If you’re bothered by sun damage or rosacea, a dermatologist can help. For signs of aging, there are five basic fixes: facial peels, laser resurfacing, Botox injections and the new crop of fillers (including collagen, fat, hyaluronic acid and calcium hydroxyapatite) and other technologies, including Intense Pulsed Light (IPL) and Thermage Radiofrequency. For rosacea, remedies include IPL, laser treatments and topical prescription creams that decongest and strengthen blood vessels.
Photo courtesy of Royalty-Free/Corbis
Page 3 of 4Club Med
If your family came to Canada from Italy, Greece, Spain, Portugal, Turkey or areas of the Middle East, you have the most moderate skin of all the categories listed above. Unlike fair-skinned women of British or northern European descent, you don’t burn in the sun and you’re less likely to show signs of sun damage (although that doesn’t mean you don’t need sunscreen). And compared to those whose ancestors come from Africa, the Caribbean or Asian countries, you rarely, if ever, experience uneven skin tone. In fact, as Baumann notes, you “tend to age very well and have few skin problems.” Out of all the variations of skin type around the world, you could call yours the happy medium. Your one big challenge is that you’re prone to dark circles under the eyes. Kellett speculates that this is mostly related to genetics, not pigment changes. “Some Mediterraneans have deep-set eyes and dark circles. These are indicative of vascular congestion, meaning that the veins underneath the eyes are very prominent and show through the skin, which causes darkness.” Faouzi Berradia, medical relations and training manager for Vichy Laboratoires, notes that many people with a Mediterranean background also experience eczema or dry patches during Canadian winters.

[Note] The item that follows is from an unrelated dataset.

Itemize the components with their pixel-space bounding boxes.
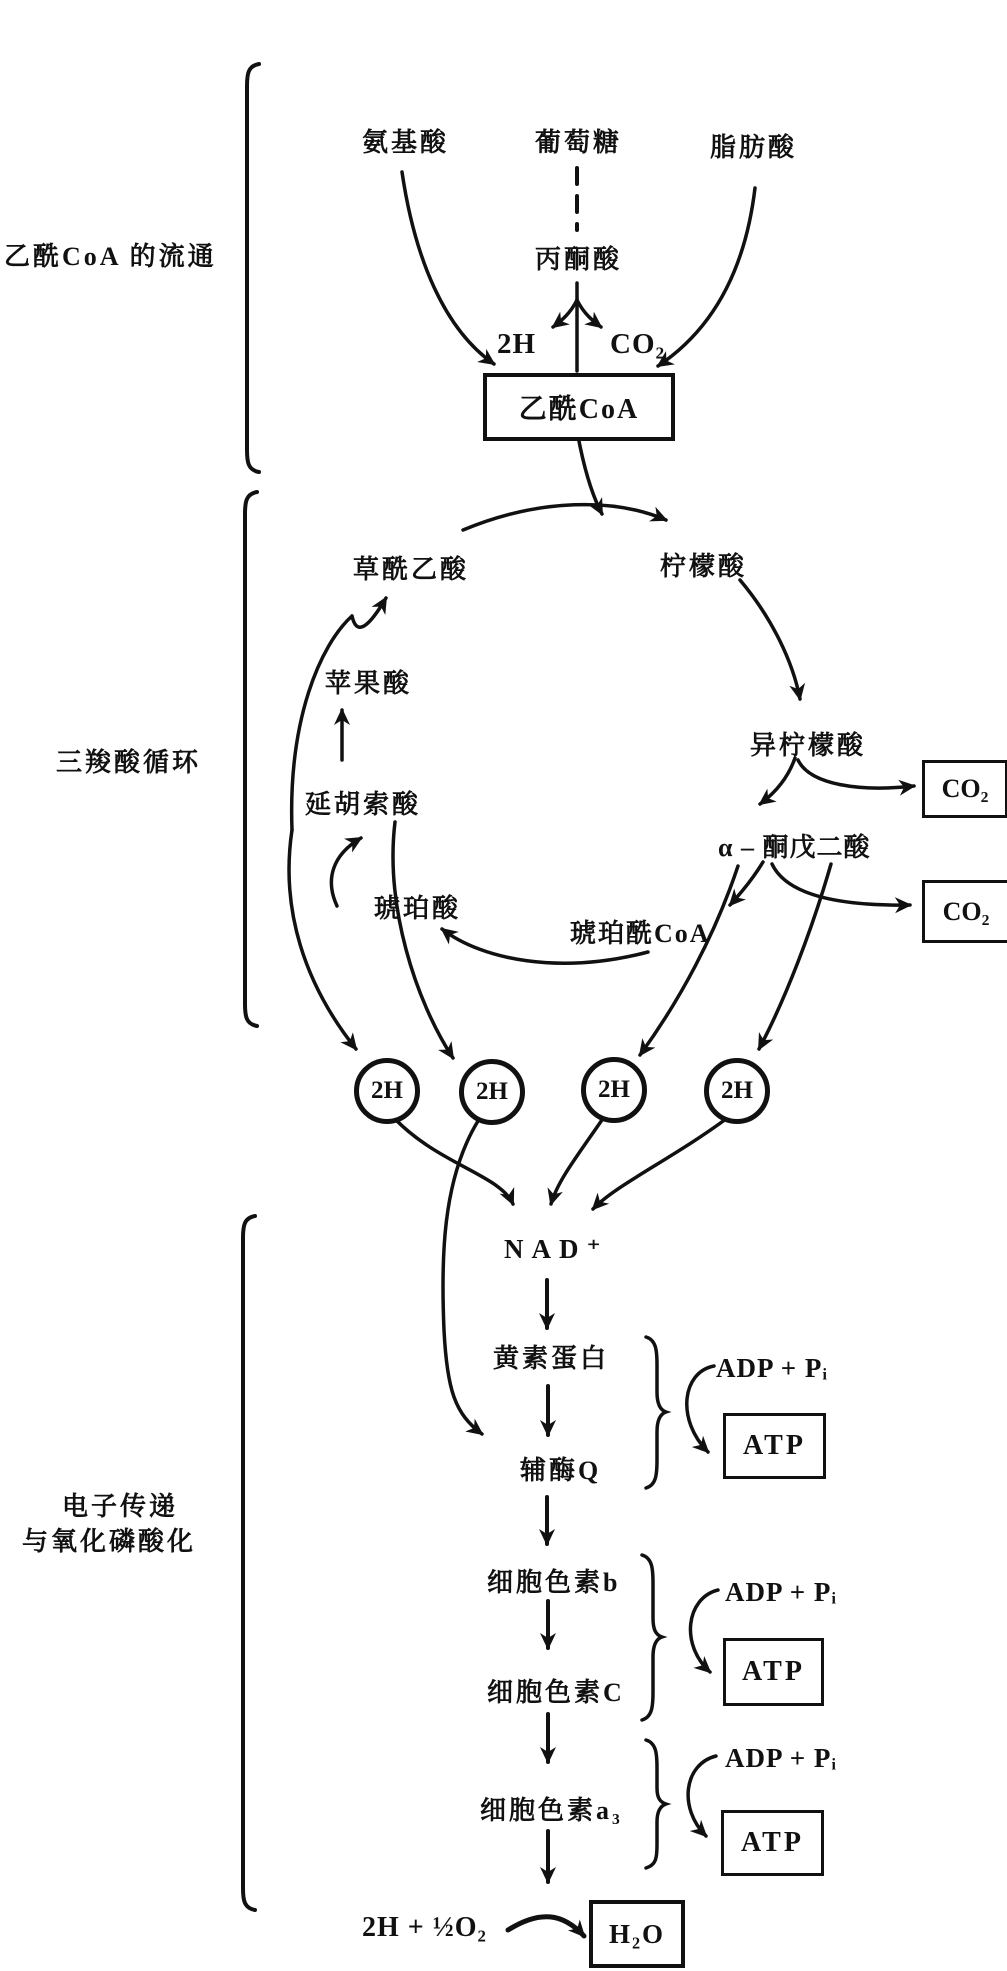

For your specific needs this fall, look for rich, hydrating moisturizers that alleviate the signs of dry-skin itch or eczema, and bathe in warm water because hot water only dries your skin out further. If you have dark circles, see your derm for laser treatments or injectable fillers.
As we age, capillaries under the eyes can create a purply-blue cast to the thin skin in this area. Some dermatologists are now using Restylane injections to restore padding under the lower eyelids and reduce the appearance of dark circles. They are also prescribing topical creams rich in vitamins A, C and K to diminish the appearance of darker veins. Lightly dab on a small amount with your finger to avoid stretching the skin. If dark circles persist, a good concealer is your best bet.